Eine famose Idee, denn während die Eheleute noch um maximale Harmonie ringen, scheint sich die Musik schon vom einzwängenden Regelkorsett befreit zu haben und höchst individuelle Wege zu gehen. Richtig aufgewirbelt wird die Situation dann mit dem Erscheinen des Manns, Thomas Stückemann als Aufdringling, der die traute Zweisamkeit bis zur Belastbarkeitsgrenze torpediert. Kurz gesagt: Die Paarbeziehung wird durch das Aufkommen individueller Regungen einer echten Zerreißprobe unterzogen. Höchst gelungen ist es, dieses Ringen um Eigenständigkeit und der Frage nach dem Bedingtsein von Paarbeziehung im Bühnenbild von Marc Jungreithmeier zu verorten. Er hat eine große und strukturierte weiße Wand geschaffen, auf der immer wieder Videoinstallationen die Situation zuspitzen. Dadurch kommt etwas wie Laboratoriumsatmosphäre auf, die im Verbund mit Musik und Handlung eben schon an Beckett und Sartre denken lässt. Um es mal so zu sagen: Kuhlmann und Spahr haben eine höchst runde Inszenierung und eine Funken sprühende Kammeroper ins taT gebracht. Prädikat: Unbedingt anschauen!

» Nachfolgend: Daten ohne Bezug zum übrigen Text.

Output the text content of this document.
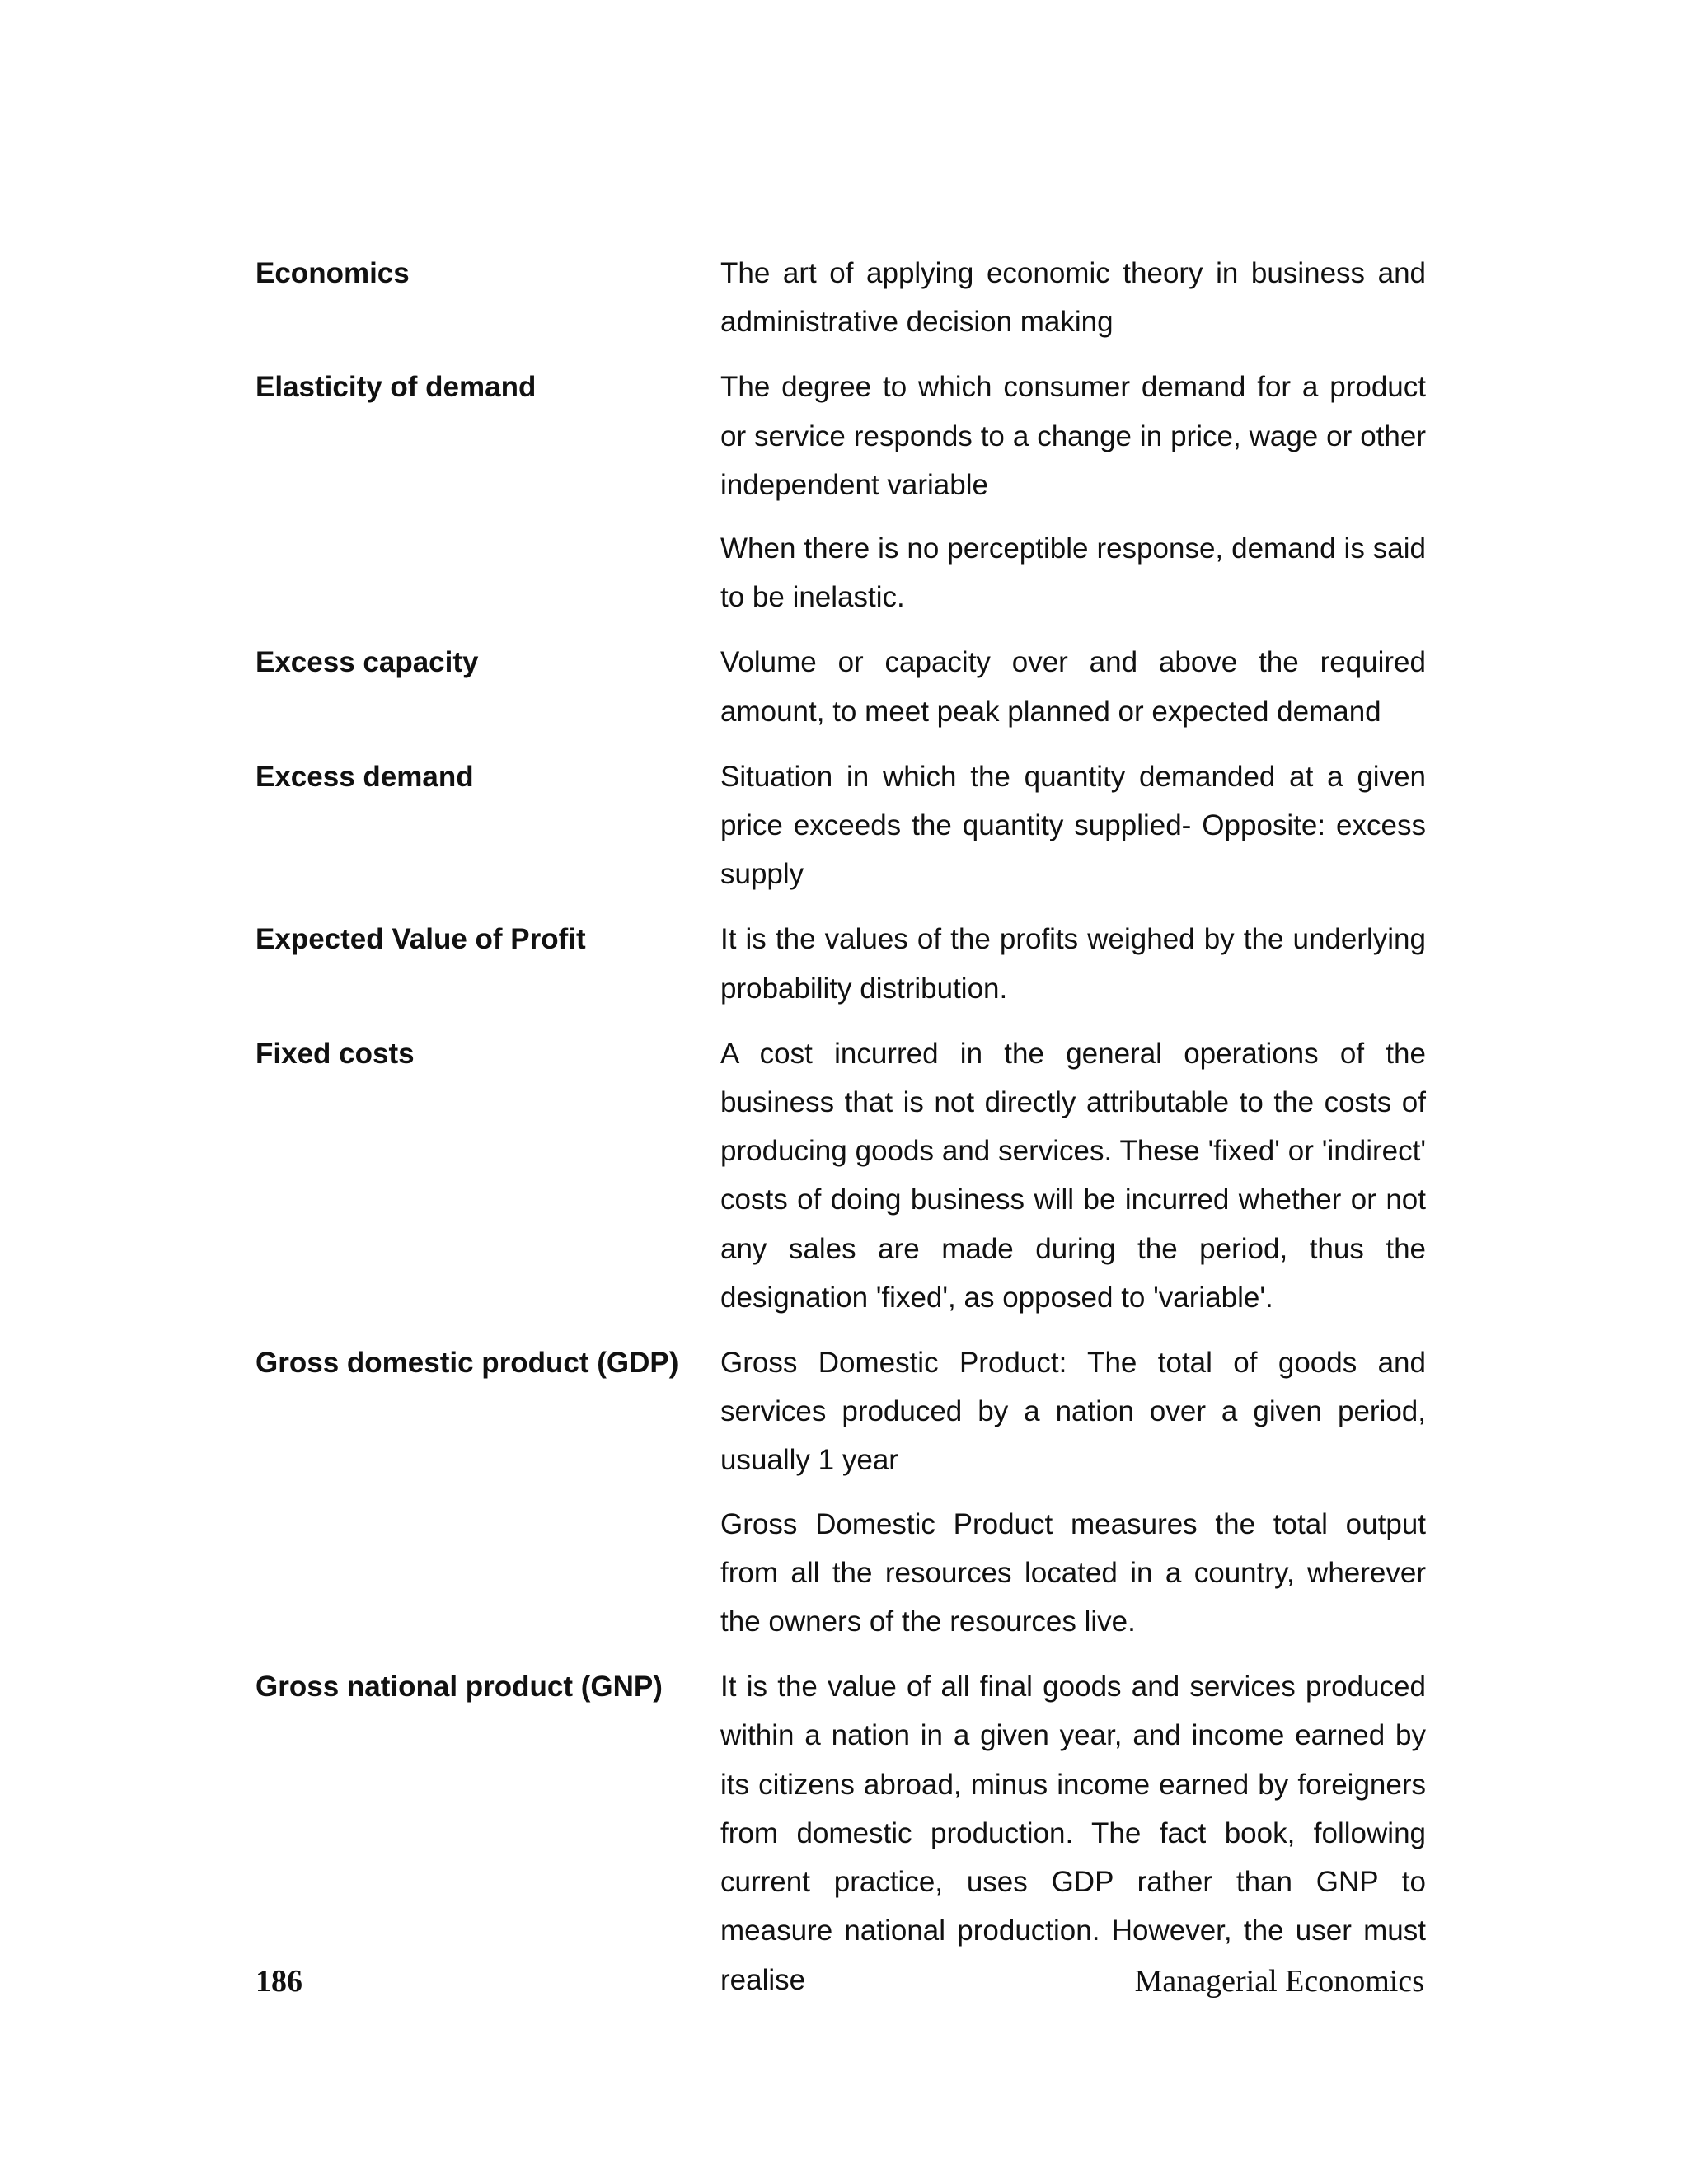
Economics	The art of applying economic theory in business and administrative decision making

Elasticity of demand	The degree to which consumer demand for a product or service responds to a change in price, wage or other independent variable

When there is no perceptible response, demand is said to be inelastic.

Excess capacity	Volume or capacity over and above the required amount, to meet peak planned or expected demand

Excess demand	Situation in which the quantity demanded at a given price exceeds the quantity supplied- Opposite: excess supply

Expected Value of Profit	It is the values of the profits weighed by the underlying probability distribution.

Fixed costs	A cost incurred in the general operations of the business that is not directly attributable to the costs of producing goods and services. These 'fixed' or 'indirect' costs of doing business will be incurred whether or not any sales are made during the period, thus the designation 'fixed', as opposed to 'variable'.

Gross domestic product (GDP)	Gross Domestic Product: The total of goods and services produced by a nation over a given period, usually 1 year

Gross Domestic Product measures the total output from all the resources located in a country, wherever the owners of the resources live.

Gross national product (GNP)	It is the value of all final goods and services produced within a nation in a given year, and income earned by its citizens abroad, minus income earned by foreigners from domestic production. The fact book, following current practice, uses GDP rather than GNP to measure national production. However, the user must realise

186	Managerial Economics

Das hat auch mit der Leistung der Darsteller zu tun, die sich am Premierenabend allesamt glänzend schlugen. An erster Stelle Intxausti, die mit glockenklarer Stimme und Leidenschaft betörte und der es wirklich famos gelang, die emotional verstörte Ehefrau auf die Bühne zu bringen. Hut ab, auch vor Bariton Wendt und seiner stimmlichen Geschmeidigkeit sowie vor Tenor Stückemann, der die Eheleute zwar nur selten störte, dann aber effektiv und letztlich glänzend. Das Gesamtfazit ist klar: Obwohl die Kammeroper gerade mal eine Stunde dauert, ist sie sicherlich einer der Höhepunkte der aktuell laufenden Spielzeit.